Perhaps not coincidentally for an article that is about construction of perceptions through communication, the nutrition article is very careful to identify its intent in relation to the intents of its subjects. As with the protest article, you may agree or disagree with the writer, but in this case you will quickly know what you are agreeing or disagreeing with. There will be no vague feeling of unease. The controversies are obvious. The author uses his superskills to emerge rather than submerge his own voice.

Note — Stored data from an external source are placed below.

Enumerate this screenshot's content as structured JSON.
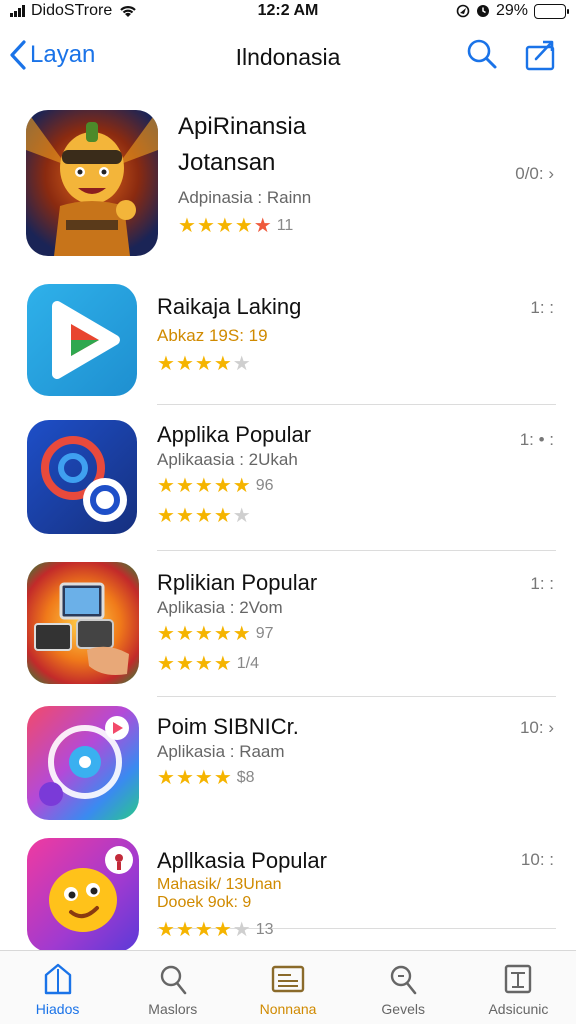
{
  "status_bar": {
    "carrier": "DidoSTrore",
    "time": "12:2 AM",
    "battery_text": "29%",
    "battery_level": 0.9
  },
  "nav": {
    "back_label": "Layan",
    "title": "Ilndonasia",
    "icons": [
      "chevron-left-icon",
      "search-icon",
      "share-icon"
    ]
  },
  "apps": [
    {
      "name_line1": "ApiRinansia",
      "name_line2": "Jotansan",
      "subtitle": "Adpinasia : Rainn",
      "rating_text": "11",
      "right_meta": "0/0: ›"
    },
    {
      "name_line1": "Raikaja Laking",
      "subtitle": "Abkaz 19S: 19",
      "right_meta": "1: :"
    },
    {
      "name_line1": "Applika Popular",
      "subtitle": "Aplikaasia : 2Ukah",
      "rating_text": "96",
      "right_meta": "1: • :"
    },
    {
      "name_line1": "Rplikian Popular",
      "subtitle": "Aplikasia : 2Vom",
      "rating_text": "97",
      "rating_text_2": "1/4",
      "right_meta": "1: :"
    },
    {
      "name_line1": "Poim SIBNICr.",
      "subtitle": "Aplikasia : Raam",
      "rating_text": "$8",
      "right_meta": "10: ›"
    },
    {
      "name_line1": "Apllkasia Popular",
      "subtitle": "Mahasik/ 13Unan",
      "subtitle_2": "Dooek 9ok: 9",
      "rating_text": "13",
      "right_meta": "10: :"
    }
  ],
  "tabs": [
    {
      "label": "Hiados",
      "icon": "home-icon"
    },
    {
      "label": "Maslors",
      "icon": "search-icon"
    },
    {
      "label": "Nonnana",
      "icon": "news-icon"
    },
    {
      "label": "Gevels",
      "icon": "search-icon"
    },
    {
      "label": "Adsicunic",
      "icon": "document-icon"
    }
  ],
  "colors": {
    "accent": "#1a73e8",
    "star": "#f5b400",
    "highlight": "#d08a00"
  }
}
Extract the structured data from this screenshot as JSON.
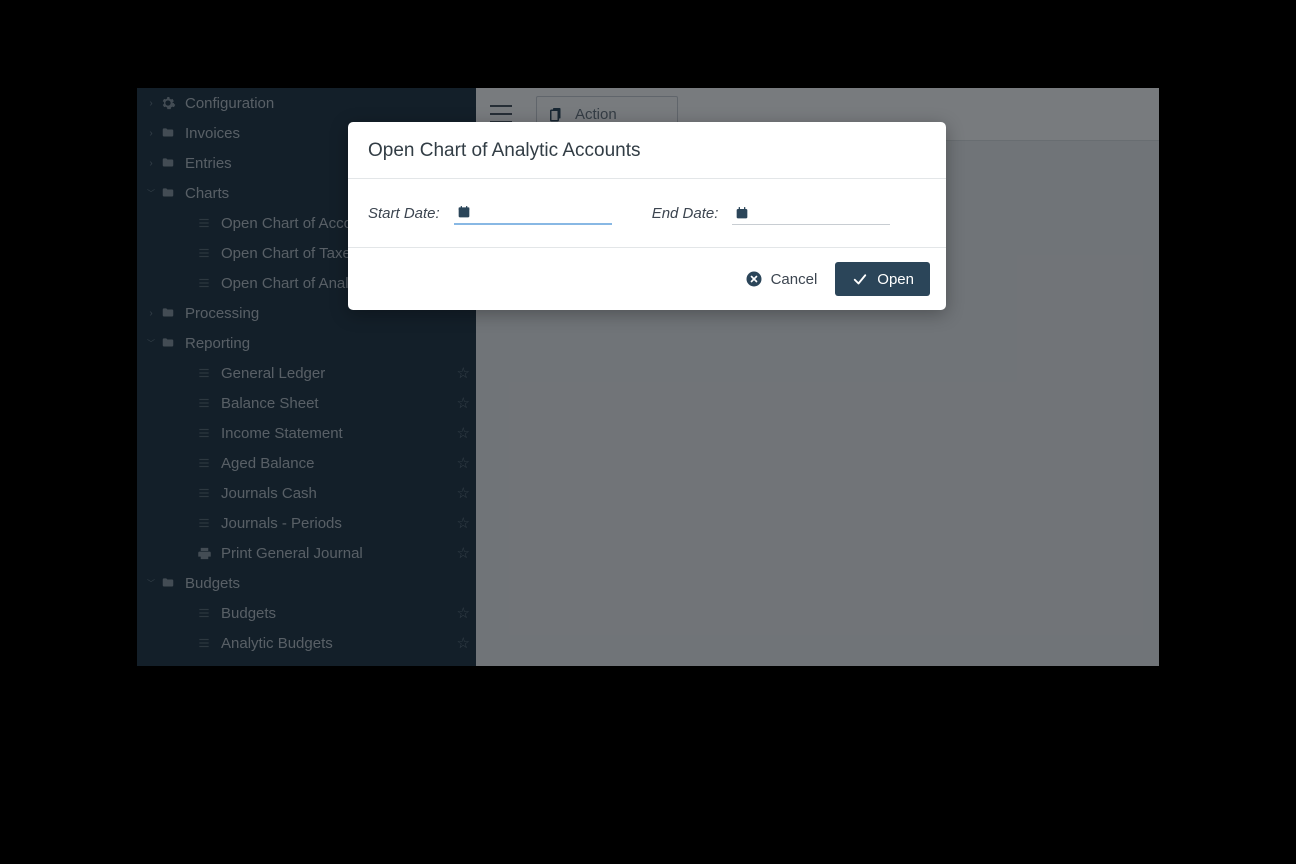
{
  "sidebar": {
    "items": [
      {
        "label": "Configuration",
        "type": "gear",
        "collapsed": true,
        "starred": false,
        "indent": 0
      },
      {
        "label": "Invoices",
        "type": "folder",
        "collapsed": true,
        "starred": false,
        "indent": 0
      },
      {
        "label": "Entries",
        "type": "folder",
        "collapsed": true,
        "starred": false,
        "indent": 0
      },
      {
        "label": "Charts",
        "type": "folder",
        "collapsed": false,
        "starred": false,
        "indent": 0
      },
      {
        "label": "Open Chart of Accounts",
        "type": "list",
        "collapsed": null,
        "starred": false,
        "indent": 1
      },
      {
        "label": "Open Chart of Taxes",
        "type": "list",
        "collapsed": null,
        "starred": false,
        "indent": 1
      },
      {
        "label": "Open Chart of Analytic Accounts",
        "type": "list",
        "collapsed": null,
        "starred": false,
        "indent": 1
      },
      {
        "label": "Processing",
        "type": "folder",
        "collapsed": true,
        "starred": false,
        "indent": 0
      },
      {
        "label": "Reporting",
        "type": "folder",
        "collapsed": false,
        "starred": false,
        "indent": 0
      },
      {
        "label": "General Ledger",
        "type": "list",
        "collapsed": null,
        "starred": true,
        "indent": 1
      },
      {
        "label": "Balance Sheet",
        "type": "list",
        "collapsed": null,
        "starred": true,
        "indent": 1
      },
      {
        "label": "Income Statement",
        "type": "list",
        "collapsed": null,
        "starred": true,
        "indent": 1
      },
      {
        "label": "Aged Balance",
        "type": "list",
        "collapsed": null,
        "starred": true,
        "indent": 1
      },
      {
        "label": "Journals Cash",
        "type": "list",
        "collapsed": null,
        "starred": true,
        "indent": 1
      },
      {
        "label": "Journals - Periods",
        "type": "list",
        "collapsed": null,
        "starred": true,
        "indent": 1
      },
      {
        "label": "Print General Journal",
        "type": "printer",
        "collapsed": null,
        "starred": true,
        "indent": 1
      },
      {
        "label": "Budgets",
        "type": "folder",
        "collapsed": false,
        "starred": false,
        "indent": 0
      },
      {
        "label": "Budgets",
        "type": "list",
        "collapsed": null,
        "starred": true,
        "indent": 1
      },
      {
        "label": "Analytic Budgets",
        "type": "list",
        "collapsed": null,
        "starred": true,
        "indent": 1
      }
    ]
  },
  "toolbar": {
    "action_label": "Action"
  },
  "modal": {
    "title": "Open Chart of Analytic Accounts",
    "start_date_label": "Start Date:",
    "end_date_label": "End Date:",
    "start_date_value": "",
    "end_date_value": "",
    "cancel_label": "Cancel",
    "open_label": "Open"
  }
}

On a related topic, I’m still a little unclear about the use of facts in reportage. I know it’s inevitable that reporters will be selective with the facts they choose to identify, and that this is a separate issue just as important as whether or not they report the selected facts accurately. What bothers me is: are some authors better at flagging the biases they use in selecting their facts? If so, what cues are typically used? I’m not ready to give up on journalistic integrity as being a pleasant fairy tale we tell ourselves as a shield from the howling winds of post modern constructivism and relativism. I’m just not sure how to explain that impulse.
My factual confusion aside, it’s trivially obvious that authors can structure their language to deliver very different impression of the same events. These articles are an interesting test case in with regard to the differences of explicit and implicit biases.